Mar. 29, 2012 A simple test to identify MRSA in wounds could identify the superbug quickly and help prevent infection from spreading. Scientists have developed the test to show whether wounds or lesions are infected with bacteria and if MRSA is present.
The test, developed at the University of Edinburgh in collaboration with NHS Lothian, works by taking swabs from a wound or sores.
These are then analysed using a strip with electrical sensors that can detect MRSA.
Researchers currently process the swab samples in the laboratory to increase the amount of bacteria present before testing them.
They hope to avoid the need for this in the future by improving the strip's sensitivity.
Improving the strip's sensitivity would enable scientists to develop a test that could be used outside the laboratory, for example in GP practices or people's homes.
Detecting bacteria more quickly than compared to conventional tests would also enable more effective drugs to be given to the patient straight away.

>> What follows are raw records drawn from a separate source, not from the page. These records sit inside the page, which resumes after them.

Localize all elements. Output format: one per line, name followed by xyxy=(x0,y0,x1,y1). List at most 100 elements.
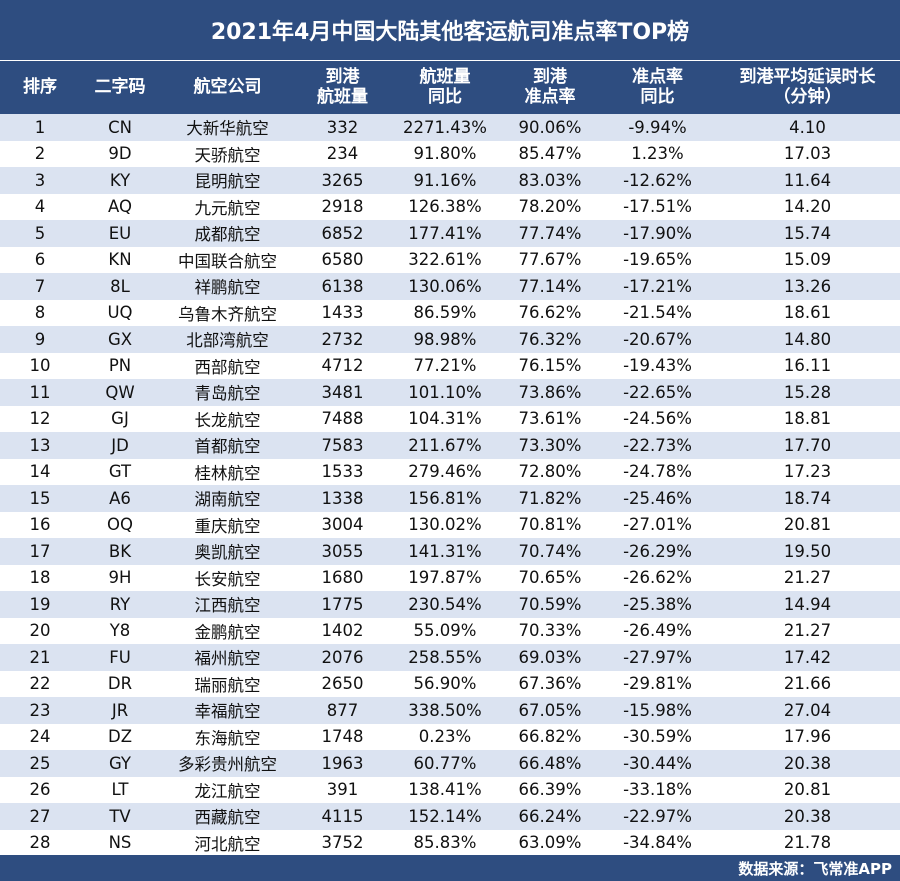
cell-airline: 昆明航空 xyxy=(194,172,261,192)
cell-avg-delay: 21.27 xyxy=(783,621,832,641)
cell-avg-delay: 18.81 xyxy=(783,409,832,429)
cell-avg-delay: 15.74 xyxy=(783,223,832,243)
cell-code: A6 xyxy=(109,488,131,508)
cell-avg-delay: 21.27 xyxy=(783,568,832,588)
cell-on-time-rate: 70.81% xyxy=(518,515,582,535)
cell-avg-delay: 20.81 xyxy=(783,780,832,800)
cell-arrivals-yoy: 55.09% xyxy=(413,621,477,641)
cell-airline: 多彩贵州航空 xyxy=(178,755,277,775)
cell-rank: 10 xyxy=(29,356,51,376)
cell-rank: 19 xyxy=(29,594,51,614)
cell-arrivals-yoy: 56.90% xyxy=(413,674,477,694)
cell-arrivals: 4712 xyxy=(321,356,364,376)
table-row: 11 QW 青岛航空 3481 101.10% 73.86% -22.65% 15.28 xyxy=(0,379,900,406)
cell-arrivals: 234 xyxy=(326,144,359,164)
cell-code: TV xyxy=(109,806,131,826)
cell-avg-delay: 17.70 xyxy=(783,435,832,455)
cell-airline: 东海航空 xyxy=(194,728,261,748)
cell-arrivals-yoy: 152.14% xyxy=(408,806,482,826)
cell-code: Y8 xyxy=(109,621,131,641)
cell-rank: 22 xyxy=(29,674,51,694)
cell-airline: 长安航空 xyxy=(194,569,261,589)
cell-arrivals: 1338 xyxy=(321,488,364,508)
table-body: 1 CN 大新华航空 332 2271.43% 90.06% -9.94% 4.10 2 9D 天骄… xyxy=(0,114,900,856)
cell-rank: 11 xyxy=(29,382,51,402)
cell-rank: 15 xyxy=(29,488,51,508)
cell-code: 9D xyxy=(108,144,132,164)
cell-code: QW xyxy=(105,382,135,402)
header-rank: 排序 xyxy=(23,76,57,97)
cell-arrivals: 2732 xyxy=(321,329,364,349)
cell-arrivals: 1775 xyxy=(321,594,364,614)
cell-avg-delay: 21.78 xyxy=(783,833,832,853)
cell-avg-delay: 17.96 xyxy=(783,727,832,747)
cell-arrivals: 1402 xyxy=(321,621,364,641)
cell-arrivals-yoy: 85.83% xyxy=(413,833,477,853)
cell-arrivals: 7488 xyxy=(321,409,364,429)
cell-rate-yoy: -27.01% xyxy=(623,515,692,535)
cell-rank: 18 xyxy=(29,568,51,588)
table-row: 21 FU 福州航空 2076 258.55% 69.03% -27.97% 17.42 xyxy=(0,644,900,671)
table-row: 5 EU 成都航空 6852 177.41% 77.74% -17.90% 15.74 xyxy=(0,220,900,247)
cell-arrivals: 1680 xyxy=(321,568,364,588)
cell-code: DZ xyxy=(107,727,132,747)
cell-avg-delay: 11.64 xyxy=(783,170,832,190)
cell-on-time-rate: 67.05% xyxy=(518,700,582,720)
cell-rate-yoy: -15.98% xyxy=(623,700,692,720)
cell-arrivals-yoy: 130.06% xyxy=(408,276,482,296)
cell-arrivals-yoy: 156.81% xyxy=(408,488,482,508)
cell-arrivals-yoy: 211.67% xyxy=(408,435,482,455)
cell-rank: 9 xyxy=(34,329,46,349)
cell-on-time-rate: 66.39% xyxy=(518,780,582,800)
cell-avg-delay: 18.61 xyxy=(783,303,832,323)
cell-airline: 天骄航空 xyxy=(194,145,261,165)
table-row: 18 9H 长安航空 1680 197.87% 70.65% -26.62% 21.27 xyxy=(0,564,900,591)
cell-arrivals: 332 xyxy=(326,117,359,137)
cell-rate-yoy: -26.49% xyxy=(623,621,692,641)
cell-arrivals: 6580 xyxy=(321,250,364,270)
cell-on-time-rate: 77.74% xyxy=(518,223,582,243)
cell-arrivals: 1433 xyxy=(321,303,364,323)
cell-airline: 长龙航空 xyxy=(194,410,261,430)
cell-code: FU xyxy=(109,647,131,667)
table-row: 1 CN 大新华航空 332 2271.43% 90.06% -9.94% 4.10 xyxy=(0,114,900,141)
cell-rate-yoy: 1.23% xyxy=(631,144,684,164)
cell-rate-yoy: -22.65% xyxy=(623,382,692,402)
table-row: 25 GY 多彩贵州航空 1963 60.77% 66.48% -30.44% 20.38 xyxy=(0,750,900,777)
cell-rate-yoy: -17.21% xyxy=(623,276,692,296)
cell-code: JR xyxy=(111,700,129,720)
cell-on-time-rate: 66.48% xyxy=(518,753,582,773)
cell-code: GX xyxy=(107,329,133,349)
cell-airline: 福州航空 xyxy=(194,649,261,669)
cell-airline: 大新华航空 xyxy=(186,119,269,139)
cell-code: RY xyxy=(109,594,131,614)
cell-code: PN xyxy=(108,356,132,376)
cell-rank: 3 xyxy=(34,170,46,190)
cell-rate-yoy: -30.59% xyxy=(623,727,692,747)
cell-rate-yoy: -12.62% xyxy=(623,170,692,190)
cell-on-time-rate: 77.67% xyxy=(518,250,582,270)
cell-code: GJ xyxy=(111,409,129,429)
cell-avg-delay: 20.38 xyxy=(783,753,832,773)
cell-rank: 4 xyxy=(34,197,46,217)
cell-arrivals-yoy: 91.16% xyxy=(413,170,477,190)
cell-airline: 龙江航空 xyxy=(194,781,261,801)
cell-code: UQ xyxy=(107,303,133,323)
cell-on-time-rate: 70.59% xyxy=(518,594,582,614)
cell-code: NS xyxy=(108,833,132,853)
cell-rate-yoy: -24.56% xyxy=(623,409,692,429)
table-row: 22 DR 瑞丽航空 2650 56.90% 67.36% -29.81% 21.66 xyxy=(0,670,900,697)
cell-on-time-rate: 76.15% xyxy=(518,356,582,376)
cell-avg-delay: 17.23 xyxy=(783,462,832,482)
cell-arrivals: 2650 xyxy=(321,674,364,694)
cell-rank: 26 xyxy=(29,780,51,800)
cell-arrivals-yoy: 126.38% xyxy=(408,197,482,217)
cell-rank: 20 xyxy=(29,621,51,641)
cell-rate-yoy: -24.78% xyxy=(623,462,692,482)
cell-avg-delay: 13.26 xyxy=(783,276,832,296)
cell-rank: 21 xyxy=(29,647,51,667)
cell-code: LT xyxy=(111,780,129,800)
cell-rate-yoy: -30.44% xyxy=(623,753,692,773)
table-row: 6 KN 中国联合航空 6580 322.61% 77.67% -19.65% 15.09 xyxy=(0,246,900,273)
cell-on-time-rate: 85.47% xyxy=(518,144,582,164)
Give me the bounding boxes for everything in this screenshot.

Currently, laboratory tests to confirm whether MRSA is present in a wound can take a full day using conventional techniques.
Use for diabetic patients
The test was developed using swabs from diabetic foot ulcers taken from patients attending NHS Lothian's Diabetic Foot Clinic at the Royal Infirmary of Edinburgh.
Detection of MRSA in these patients is important to prevent the spread of infection, which can lead to the amputation of limbs and increase the risk of mortality.
"Antibiotic resistance is becoming a pressing issue in modern healthcare and we are in serious danger of entering a post-antibiotic era. Current tests for MRSA tend to be expensive and not very fast. By developing a rapid and cost-effective test, we would know what kind of infection is present straight away, which will improve the chance of success in treating it, said Dr Till Bachmann of the University of Edinburgh's Division of Pathway Medicine.
Edinburgh scientists are using similar technology to monitor signals that bacteria send to each other to spread infections, and chemicals that patients produce that indicate the wound's response to the infecting bacteria.
Understanding why bacteria release certain molecules as part of this process will help scientists identify the start of an infection and so treat it promptly.
The research behind this test was presented at the Advances in Biodetection and Biosensors conference in Edinburgh.